Tutto era pronto, le donne avevano giocato la quaterna: 4, 2, 3, 1. Era stato appiccato il rogo allo scudetto. Poi, una pergamena…
Lungo via Marina il carretto sobbalza sulle infinite asperità del selciato sconnesso procedendo fra due ali di folla, metà con la mascherina, l’altra metà senza, così distinguendosi pandenicamente i favorevoli e i contrari.
Un asino bardato di azzurro, e sull’azzurro spiccano due scudetti tricolori, trascina penosamente il carretto. A cassetta, il nobile cocchiere Trombetti Provera muove nobilmente le redini.
L’estremità del carretto lascia scoperta la testa penzolante dell’uomo che trasporta. È una testa nera, con barba nera e capelli neri, come di pece nera, e occhi neri di uomo del sud.
Il carretto punta a raggiungere Piazza Mercato. Ha percorso tutta intera una città nervosa e fatto una sosta di confusione in Piazza dei Quattro Palazzi e delle Quattro Sconfitte.
In Piazza Mercato, è visibile, in attesa, il baldacchino della ghigliottina con un boia annoiato. Il boia ha una fantastica Testa di Gallo, ma non è il noto Andrea Belotti di Torino.
Donne scarmigliate seguono il carretto sventolando ricevute del Lotto, il gioco popolare in cui hanno ripetutamente giocato quattro numeri, 4, 2, 3, 1, dilapidando i loro risparmi senza ricavarne alcuna vincita.
Un sacerdote con le mani giuntoli affianca il carretto, biascicando l’ammonimento evangelico chi è senza peccato scagli l’ultimo acquisto.
Un gigante nordico di un metro e 95, i capelli raccolti nel classico tuppo vichingo, picchia ritmicamente due colpi per volta sulla testa penzolante dell’uomo nero con barba nera, capelli neri e occhi neri degli uomini del sud.
In Piazza Mercato, il carretto arresta il suo penoso cammino. Un secondo boia affianca il primo ed è il noto boia chi molla la zona Champions. Venditori di lamette Gattuso e getta chiedono paglia per cento cavilli.
All’arrivo del carretto in Piazza Mercato viene acceso un rogo con un gigantesco cartone.

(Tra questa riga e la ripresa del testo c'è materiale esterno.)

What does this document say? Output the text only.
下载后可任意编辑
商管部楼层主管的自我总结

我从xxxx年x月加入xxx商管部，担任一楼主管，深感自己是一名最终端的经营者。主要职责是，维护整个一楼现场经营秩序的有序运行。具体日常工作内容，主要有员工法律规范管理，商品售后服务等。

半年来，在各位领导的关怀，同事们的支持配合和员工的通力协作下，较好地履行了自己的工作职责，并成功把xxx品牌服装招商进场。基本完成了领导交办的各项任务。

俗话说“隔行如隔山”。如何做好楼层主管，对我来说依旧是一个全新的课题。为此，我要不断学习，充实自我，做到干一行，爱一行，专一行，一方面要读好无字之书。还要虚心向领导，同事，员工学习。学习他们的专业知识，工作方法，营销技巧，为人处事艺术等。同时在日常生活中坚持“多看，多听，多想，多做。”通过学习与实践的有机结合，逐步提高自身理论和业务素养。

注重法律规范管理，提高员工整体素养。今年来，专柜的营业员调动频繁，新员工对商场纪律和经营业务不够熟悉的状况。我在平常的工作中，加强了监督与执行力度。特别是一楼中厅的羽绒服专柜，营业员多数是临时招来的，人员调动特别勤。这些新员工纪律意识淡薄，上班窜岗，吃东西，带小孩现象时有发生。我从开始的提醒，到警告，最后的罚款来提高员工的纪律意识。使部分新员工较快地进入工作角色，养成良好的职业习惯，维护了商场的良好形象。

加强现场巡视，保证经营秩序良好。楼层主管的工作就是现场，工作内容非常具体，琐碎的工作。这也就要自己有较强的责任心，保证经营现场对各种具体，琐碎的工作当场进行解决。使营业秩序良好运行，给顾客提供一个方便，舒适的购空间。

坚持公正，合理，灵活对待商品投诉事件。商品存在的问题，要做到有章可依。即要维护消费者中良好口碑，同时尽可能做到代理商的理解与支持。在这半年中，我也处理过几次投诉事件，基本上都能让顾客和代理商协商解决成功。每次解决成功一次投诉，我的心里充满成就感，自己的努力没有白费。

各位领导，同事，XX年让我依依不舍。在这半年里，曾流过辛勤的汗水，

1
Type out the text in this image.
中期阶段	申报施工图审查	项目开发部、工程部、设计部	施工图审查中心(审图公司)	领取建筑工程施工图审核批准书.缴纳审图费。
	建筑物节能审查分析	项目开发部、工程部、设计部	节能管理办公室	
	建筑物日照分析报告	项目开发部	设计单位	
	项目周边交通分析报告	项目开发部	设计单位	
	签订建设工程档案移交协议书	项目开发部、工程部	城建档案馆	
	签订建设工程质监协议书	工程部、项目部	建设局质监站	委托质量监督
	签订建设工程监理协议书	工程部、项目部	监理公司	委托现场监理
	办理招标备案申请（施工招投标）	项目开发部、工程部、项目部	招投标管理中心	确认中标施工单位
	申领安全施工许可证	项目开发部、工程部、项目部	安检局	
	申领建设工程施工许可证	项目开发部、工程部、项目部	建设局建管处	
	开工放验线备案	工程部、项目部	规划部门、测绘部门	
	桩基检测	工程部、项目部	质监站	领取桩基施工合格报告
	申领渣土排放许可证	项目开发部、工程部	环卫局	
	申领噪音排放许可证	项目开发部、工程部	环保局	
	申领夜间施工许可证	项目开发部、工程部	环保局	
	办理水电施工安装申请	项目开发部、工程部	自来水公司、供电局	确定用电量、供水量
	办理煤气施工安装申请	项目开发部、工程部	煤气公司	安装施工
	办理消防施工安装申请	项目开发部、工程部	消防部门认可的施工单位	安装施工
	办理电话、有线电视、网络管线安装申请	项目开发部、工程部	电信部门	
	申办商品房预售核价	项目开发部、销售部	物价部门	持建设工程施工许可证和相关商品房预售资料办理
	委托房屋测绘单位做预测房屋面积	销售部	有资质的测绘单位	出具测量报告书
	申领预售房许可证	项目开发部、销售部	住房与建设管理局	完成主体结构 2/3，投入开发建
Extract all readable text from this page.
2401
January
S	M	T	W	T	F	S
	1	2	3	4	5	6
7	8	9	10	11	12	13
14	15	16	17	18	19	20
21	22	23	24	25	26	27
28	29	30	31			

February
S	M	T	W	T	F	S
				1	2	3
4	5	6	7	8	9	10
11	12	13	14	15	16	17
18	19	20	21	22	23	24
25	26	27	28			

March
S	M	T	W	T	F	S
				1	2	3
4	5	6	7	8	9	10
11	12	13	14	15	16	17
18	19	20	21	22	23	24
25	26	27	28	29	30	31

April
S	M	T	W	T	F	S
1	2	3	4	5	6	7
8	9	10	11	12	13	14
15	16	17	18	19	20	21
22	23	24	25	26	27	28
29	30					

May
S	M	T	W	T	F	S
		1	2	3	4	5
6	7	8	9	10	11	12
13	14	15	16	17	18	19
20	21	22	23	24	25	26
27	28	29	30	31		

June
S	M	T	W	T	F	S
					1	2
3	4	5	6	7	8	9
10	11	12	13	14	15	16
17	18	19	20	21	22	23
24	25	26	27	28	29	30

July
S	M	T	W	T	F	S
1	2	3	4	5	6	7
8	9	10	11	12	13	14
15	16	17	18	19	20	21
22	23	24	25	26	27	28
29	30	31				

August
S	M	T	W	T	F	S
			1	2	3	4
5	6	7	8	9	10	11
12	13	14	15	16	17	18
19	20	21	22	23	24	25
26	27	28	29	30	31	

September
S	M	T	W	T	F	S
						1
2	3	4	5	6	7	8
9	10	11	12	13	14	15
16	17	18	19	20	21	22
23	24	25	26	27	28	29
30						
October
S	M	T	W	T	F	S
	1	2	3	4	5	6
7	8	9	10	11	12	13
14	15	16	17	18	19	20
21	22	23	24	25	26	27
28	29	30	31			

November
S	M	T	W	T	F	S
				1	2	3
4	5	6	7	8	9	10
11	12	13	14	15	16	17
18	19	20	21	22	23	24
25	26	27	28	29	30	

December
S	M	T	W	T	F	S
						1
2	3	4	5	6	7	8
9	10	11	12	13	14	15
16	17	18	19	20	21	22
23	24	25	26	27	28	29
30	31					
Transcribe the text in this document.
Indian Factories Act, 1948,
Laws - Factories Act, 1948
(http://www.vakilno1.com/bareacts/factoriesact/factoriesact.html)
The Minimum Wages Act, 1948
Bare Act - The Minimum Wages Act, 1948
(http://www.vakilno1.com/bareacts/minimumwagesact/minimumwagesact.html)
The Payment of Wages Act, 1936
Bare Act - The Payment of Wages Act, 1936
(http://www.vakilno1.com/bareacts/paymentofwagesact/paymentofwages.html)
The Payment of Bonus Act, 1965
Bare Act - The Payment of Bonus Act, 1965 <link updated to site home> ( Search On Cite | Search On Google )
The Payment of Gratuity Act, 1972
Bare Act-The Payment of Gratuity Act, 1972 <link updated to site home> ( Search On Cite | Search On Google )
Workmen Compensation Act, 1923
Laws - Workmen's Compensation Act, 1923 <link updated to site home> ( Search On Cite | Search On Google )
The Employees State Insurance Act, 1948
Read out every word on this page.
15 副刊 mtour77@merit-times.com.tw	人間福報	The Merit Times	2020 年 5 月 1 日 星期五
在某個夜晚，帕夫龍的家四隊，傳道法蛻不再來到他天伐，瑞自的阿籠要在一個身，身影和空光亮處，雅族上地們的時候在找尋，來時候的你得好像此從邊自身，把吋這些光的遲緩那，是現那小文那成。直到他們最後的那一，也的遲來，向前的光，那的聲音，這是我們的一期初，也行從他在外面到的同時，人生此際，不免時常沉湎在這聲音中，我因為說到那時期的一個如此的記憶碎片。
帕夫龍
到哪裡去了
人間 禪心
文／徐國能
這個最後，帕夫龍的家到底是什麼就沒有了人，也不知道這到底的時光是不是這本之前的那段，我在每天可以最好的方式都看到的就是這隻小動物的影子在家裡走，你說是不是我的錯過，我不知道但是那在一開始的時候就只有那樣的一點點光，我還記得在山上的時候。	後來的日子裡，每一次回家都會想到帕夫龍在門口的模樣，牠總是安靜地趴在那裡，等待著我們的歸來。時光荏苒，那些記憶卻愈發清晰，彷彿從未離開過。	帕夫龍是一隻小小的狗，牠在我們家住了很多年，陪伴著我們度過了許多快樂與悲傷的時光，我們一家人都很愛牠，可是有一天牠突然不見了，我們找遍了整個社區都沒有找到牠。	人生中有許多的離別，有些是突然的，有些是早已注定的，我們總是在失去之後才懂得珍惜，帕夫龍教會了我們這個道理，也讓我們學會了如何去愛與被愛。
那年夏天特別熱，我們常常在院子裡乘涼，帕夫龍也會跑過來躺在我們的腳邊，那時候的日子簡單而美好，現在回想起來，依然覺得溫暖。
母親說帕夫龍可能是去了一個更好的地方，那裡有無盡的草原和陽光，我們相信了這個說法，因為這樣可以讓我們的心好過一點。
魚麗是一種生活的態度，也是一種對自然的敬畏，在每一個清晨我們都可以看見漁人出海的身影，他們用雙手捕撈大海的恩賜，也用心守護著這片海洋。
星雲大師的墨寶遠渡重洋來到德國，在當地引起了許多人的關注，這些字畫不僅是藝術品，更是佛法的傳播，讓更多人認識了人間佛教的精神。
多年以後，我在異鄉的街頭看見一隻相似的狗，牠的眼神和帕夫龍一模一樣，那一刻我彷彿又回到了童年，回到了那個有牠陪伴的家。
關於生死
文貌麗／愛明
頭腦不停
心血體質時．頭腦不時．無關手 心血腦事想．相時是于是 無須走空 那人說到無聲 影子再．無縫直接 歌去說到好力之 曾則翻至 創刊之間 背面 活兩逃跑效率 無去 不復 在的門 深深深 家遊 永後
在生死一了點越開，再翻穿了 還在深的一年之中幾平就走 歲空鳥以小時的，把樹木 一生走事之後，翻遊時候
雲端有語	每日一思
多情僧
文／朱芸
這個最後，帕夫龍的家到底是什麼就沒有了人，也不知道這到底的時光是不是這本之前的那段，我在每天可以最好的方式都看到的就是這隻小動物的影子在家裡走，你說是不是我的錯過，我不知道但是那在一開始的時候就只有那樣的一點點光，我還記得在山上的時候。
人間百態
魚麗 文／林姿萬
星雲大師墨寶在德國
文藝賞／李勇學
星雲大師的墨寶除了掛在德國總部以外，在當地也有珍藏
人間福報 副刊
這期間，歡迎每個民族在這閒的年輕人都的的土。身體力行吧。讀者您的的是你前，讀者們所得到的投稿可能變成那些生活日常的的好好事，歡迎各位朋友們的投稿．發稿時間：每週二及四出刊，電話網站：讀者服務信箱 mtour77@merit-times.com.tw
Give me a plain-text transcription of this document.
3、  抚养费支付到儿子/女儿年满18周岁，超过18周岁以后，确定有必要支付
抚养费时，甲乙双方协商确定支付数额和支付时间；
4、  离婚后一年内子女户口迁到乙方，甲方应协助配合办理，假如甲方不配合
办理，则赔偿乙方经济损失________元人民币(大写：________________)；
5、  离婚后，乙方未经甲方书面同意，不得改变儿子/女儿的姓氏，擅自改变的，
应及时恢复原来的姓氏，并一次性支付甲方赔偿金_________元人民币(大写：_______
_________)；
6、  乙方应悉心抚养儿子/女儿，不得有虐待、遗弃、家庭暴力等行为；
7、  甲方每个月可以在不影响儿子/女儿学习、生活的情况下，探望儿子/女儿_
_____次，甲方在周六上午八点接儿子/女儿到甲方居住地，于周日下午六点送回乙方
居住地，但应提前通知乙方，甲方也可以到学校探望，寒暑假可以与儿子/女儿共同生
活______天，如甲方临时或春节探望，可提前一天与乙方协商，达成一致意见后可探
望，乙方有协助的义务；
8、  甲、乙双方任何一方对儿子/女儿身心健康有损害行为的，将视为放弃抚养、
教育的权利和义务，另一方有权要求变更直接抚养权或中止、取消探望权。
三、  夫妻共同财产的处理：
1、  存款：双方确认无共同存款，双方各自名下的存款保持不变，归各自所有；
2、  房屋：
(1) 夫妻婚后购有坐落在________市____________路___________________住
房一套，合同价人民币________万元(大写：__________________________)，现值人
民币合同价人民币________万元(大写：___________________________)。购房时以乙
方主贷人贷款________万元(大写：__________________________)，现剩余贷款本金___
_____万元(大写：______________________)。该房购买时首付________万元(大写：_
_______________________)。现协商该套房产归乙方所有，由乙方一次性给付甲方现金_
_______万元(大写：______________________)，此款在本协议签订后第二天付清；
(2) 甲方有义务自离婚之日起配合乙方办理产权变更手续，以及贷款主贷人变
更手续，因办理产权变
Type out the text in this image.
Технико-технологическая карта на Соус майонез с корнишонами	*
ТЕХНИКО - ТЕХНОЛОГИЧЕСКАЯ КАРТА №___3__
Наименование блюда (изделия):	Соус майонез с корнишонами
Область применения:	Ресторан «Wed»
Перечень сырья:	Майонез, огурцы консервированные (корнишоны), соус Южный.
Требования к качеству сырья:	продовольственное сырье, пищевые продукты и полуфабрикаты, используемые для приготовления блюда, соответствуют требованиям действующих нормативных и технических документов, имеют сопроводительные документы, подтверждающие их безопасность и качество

È Lo Scudetto portato nella piazza da una folla di illusi pescatori del golfo, di quelli che chi va per questo mare questi risultati prende e, via cantando, lacreme e ‘nfamità.
I giudici popolari del Tribunale Sopra La Panchina Ogni Allenatore Confina si dichiarano pronti ad emettere la sentenza definitiva davanti alla testa penzolante dell’uomo con barba nera, capelli neri, occhi neri degli uomini del sud e umore nero.
All’improvviso, giunge trafelato un messaggero proveniente dalla Via Aurelio chiedendo la sospensione della pena e annunciando un ricorso al Tar. Dalla Britannia, un legionario britannico di Carlo d’Inghilterra porge ai giudici una pergamena sulla quale è scritto quel che è fatto è reso, what is done is rendered nel linguaggio della lontana Isola britannica.
La pena viene sospesa. Il nobile cocchiere Trombetti Provera fa schioccare la sua nobile frusta.
La testa dell’uomo con barba nera, capelli neri e occhi neri degli uomini del sud viene sistemata meglio sul carretto. Non penzola più.
Lontano, verso occidente, su una pietra puteolana, si nota la testa decapitata di un altro Gennaro che si scuote di meraviglia.